12年ぶりとなる法人税の実行税率5%の引き下げにより、国税、地方税あわせて約3兆円の大穴があくことになります。この大穴をうめるために、給与所得控除、退職所得課税、成年扶養控除、相続税など個人のへの増税に踏み切ろうとしています。

大企業の儲けが家計に波及しない構造は、先進国の中でも日本は顕著であります。
1997年から2007年の10年間でみると、日本は主要7カ国の中で、国内総生産がのびていません。この10年間に、大企業の経営利益は15兆円から32兆円に増えています。一方労働者の雇用者報酬は279兆円から253兆円(26兆円減)まで大幅に減り、大企業の内部留保が142兆円から229兆円(87兆円増)に急増しています。正規労働者の非正規化、賃下げとリストラ、そして中小企業に容赦のない買い叩きが行われ、大企業は巨額の利益を手にしました。
そしてリーマンショック以降の日本の経済危機は世界の中でも深刻で、失業・賃下げ・倒産が後をたちません。リーマンショックによって引き起こされた景気後退の最悪期を脱し、企業の営業余剰が増えるとアメリカ、イギリス、フランスなどでは、ただちに雇用者報酬も増えています。ところが、日本は雇用者報酬には全く波及がなく、景気拡張局面を迎えても、賃金には反映されず、企業の内部留保として蓄積されています。民間企業の給与総額は、ピーク時の97年からの12年間で総額30兆円、年収で61万円も減少し、大企業の内部留保はリーマンショック後の1年間で、11兆円も増加しています。
厚生労働省の2010年版「労働経済白書」でも「平均賃金の低下や格差の拡大により、所得、消費の成長力が失われ内需停滞の一因となった」と分析しています。民間のシンクタンクからも「需要ギャップの拡大がデフレの主因となっているが、さらに掘り下げてみていくと、需要ギャップの拡大の背景で、賃金下落が需要減退に拍車をかける構造がみられる。賃金と物価が相互に影響しあいながら下落する、賃下げの悪循環が生じている」と指摘しています。
過剰なお金が企業内部に眠っているために、経済の正常な循環が断ち切られています。雇用を増やし、非正規から正規雇用への転換、賃金の引き上げなど、富の分配するしくみを確立し、生活の安定と家計を温め内需の拡大をはかることが求められます。
政府のかかげた「新成長戦略」では富の分配のしくみのないまま、儲かっているところを減税し、収入の減っているところに増税では、住民の暮らしをより一層苦しめるものになるのではないでしょうか?
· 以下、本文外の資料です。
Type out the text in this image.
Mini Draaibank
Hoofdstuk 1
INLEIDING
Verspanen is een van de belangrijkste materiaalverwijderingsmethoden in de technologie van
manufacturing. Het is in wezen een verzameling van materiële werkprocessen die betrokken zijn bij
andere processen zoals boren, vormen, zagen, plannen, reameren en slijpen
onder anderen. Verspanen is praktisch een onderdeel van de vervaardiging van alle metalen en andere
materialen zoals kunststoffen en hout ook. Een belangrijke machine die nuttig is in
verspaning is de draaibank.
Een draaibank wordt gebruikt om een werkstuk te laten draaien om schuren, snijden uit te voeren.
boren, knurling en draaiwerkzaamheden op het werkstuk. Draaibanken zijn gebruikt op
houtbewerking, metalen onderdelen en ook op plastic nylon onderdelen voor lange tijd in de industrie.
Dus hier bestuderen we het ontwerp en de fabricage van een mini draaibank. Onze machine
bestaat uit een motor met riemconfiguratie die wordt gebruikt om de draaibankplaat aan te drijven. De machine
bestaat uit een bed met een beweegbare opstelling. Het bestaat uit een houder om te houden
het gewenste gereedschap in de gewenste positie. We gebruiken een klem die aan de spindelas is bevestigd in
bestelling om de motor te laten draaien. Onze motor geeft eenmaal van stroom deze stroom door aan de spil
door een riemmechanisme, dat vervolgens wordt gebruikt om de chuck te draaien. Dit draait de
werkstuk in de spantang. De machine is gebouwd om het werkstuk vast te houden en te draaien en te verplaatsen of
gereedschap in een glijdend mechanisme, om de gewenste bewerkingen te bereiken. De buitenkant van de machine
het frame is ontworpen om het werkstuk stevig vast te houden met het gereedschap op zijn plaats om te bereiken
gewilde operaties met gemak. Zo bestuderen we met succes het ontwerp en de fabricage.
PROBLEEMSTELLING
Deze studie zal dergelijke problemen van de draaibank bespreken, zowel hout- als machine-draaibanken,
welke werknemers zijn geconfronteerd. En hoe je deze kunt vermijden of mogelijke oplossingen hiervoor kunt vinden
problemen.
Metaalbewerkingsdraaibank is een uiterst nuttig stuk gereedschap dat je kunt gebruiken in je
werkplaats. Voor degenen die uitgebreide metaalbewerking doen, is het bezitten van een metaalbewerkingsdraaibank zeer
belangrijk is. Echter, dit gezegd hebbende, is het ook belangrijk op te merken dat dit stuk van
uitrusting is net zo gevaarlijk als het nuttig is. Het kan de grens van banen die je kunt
名張市の23年度当初予算は、公から民への構造改革路線で、これまでの行財政改革をひたすら走り続けています。保育所の民営化、学校給食の民間委託、ふれあいの有料化、子どもや高齢者への予算が削られてきました。敬老会補助やスクールガード、子ども達の廃品回収補助も廃止となり、地域や保護者と子ども達で取り組めていたものが実質なくなってきています。人と人とのつながりや地域での支えあいが言われますが、人として社会から大事にされていると感じることで、安心と信頼がうまれるのではないでしょうか?地域主権、住民自治として地域で考えてとのことですが、予算があってのことで、まちづくり一括交付金の減額により住民自ら事業の選択をせまられています。
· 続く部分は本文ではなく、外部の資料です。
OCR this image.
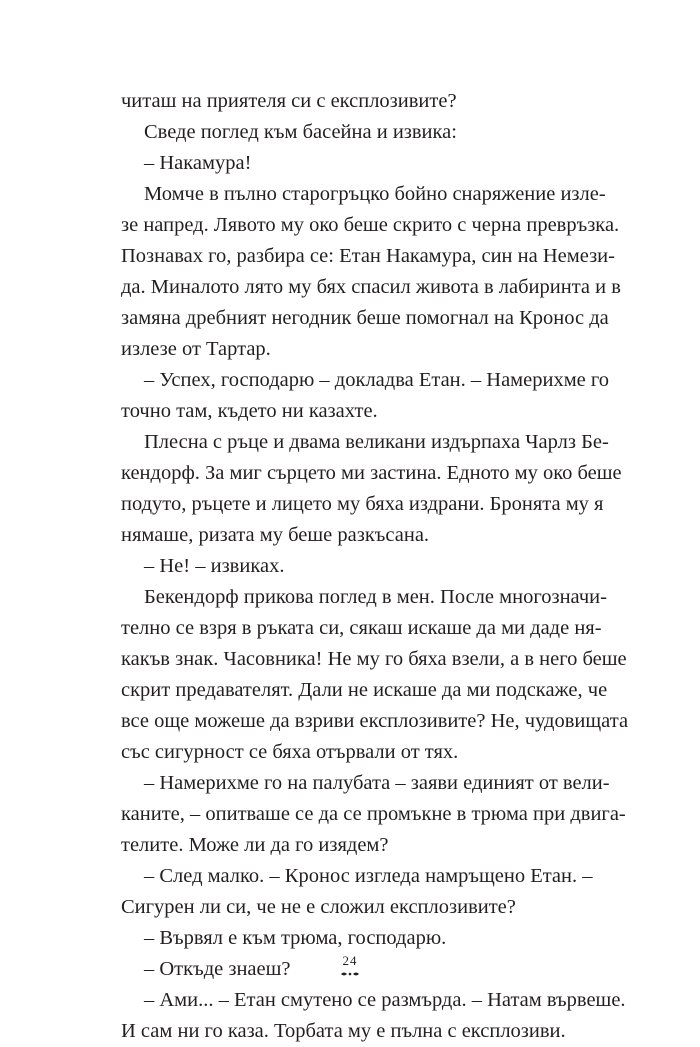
читаш на приятеля си с експлозивите?
Сведе поглед към басейна и извика:
– Накамура!
Момче в пълно старогръцко бойно снаряжение изле-
зе напред. Лявото му око беше скрито с черна превръзка.
Познавах го, разбира се: Етан Накамура, син на Немези-
да. Миналото лято му бях спасил живота в лабиринта и в
замяна дребният негодник беше помогнал на Кронос да
излезе от Тартар.
– Успех, господарю – докладва Етан. – Намерихме го
точно там, където ни казахте.
Плесна с ръце и двама великани издърпаха Чарлз Бе-
кендорф. За миг сърцето ми застина. Едното му око беше
подуто, ръцете и лицето му бяха издрани. Бронята му я
нямаше, ризата му беше разкъсана.
– Не! – извиках.
Бекендорф прикова поглед в мен. После многозначи-
телно се взря в ръката си, сякаш искаше да ми даде ня-
какъв знак. Часовника! Не му го бяха взели, а в него беше
скрит предавателят. Дали не искаше да ми подскаже, че
все още можеше да взриви експлозивите? Не, чудовищата
със сигурност се бяха отървали от тях.
– Намерихме го на палубата – заяви единият от вели-
каните, – опитваше се да се промъкне в трюма при двига-
телите. Може ли да го изядем?
– След малко. – Кронос изгледа намръщено Етан. –
Сигурен ли си, че не е сложил експлозивите?
– Вървял е към трюма, господарю.
– Откъде знаеш?
– Ами... – Етан смутено се размърда. – Натам вървеше.
И сам ни го каза. Торбата му е пълна с експлозиви.
24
また、市政一新プログラム改革項目推進報告では、行財政運営の効率化で「小中学校の規模・配置の適正化基本計画」を策定し、長瀬小学校を比奈地小学校へ統廃合したとしています。小中学校の規模・配置適正化は児童・生徒の最も適した教育環境の整備が目的と、この間、教育委員会から説明を受けてきたにもかかわらず、行革の成果とされており、適正化基本計画の当該校になりうるであろう小規模校では混乱が生じています。
家庭ごみの有料化は、財政の健全化のために有料化を実施したと記されています。これも生活環境部からは、行革ではなくごみの減量化のためと説明がされてきたもので矛盾があります。

財政再建と住民自治の熟成は否定するものではありません。重要なことであり、必要なことです。名張市の財政危機は1990年以降の7大事業と、右肩上がりの経済状況の終焉、そして、国の三身一体の改革など様々な背景があります。
これらのものを一挙に清算し、平成25年度までにどうしても単年度収支の黒字化をするべくして、市民生活の安心や安全がおびやかされてはなりません。足腰の強い自治体とは、お金のかからない行政ではなく、住民の暮らしの基盤をしっかりと整え、その上で地域住民の特色ある取り組みが生きていくものではないでしょうか?
以上をもちまして、当初予算に対して、反対の討論といたします。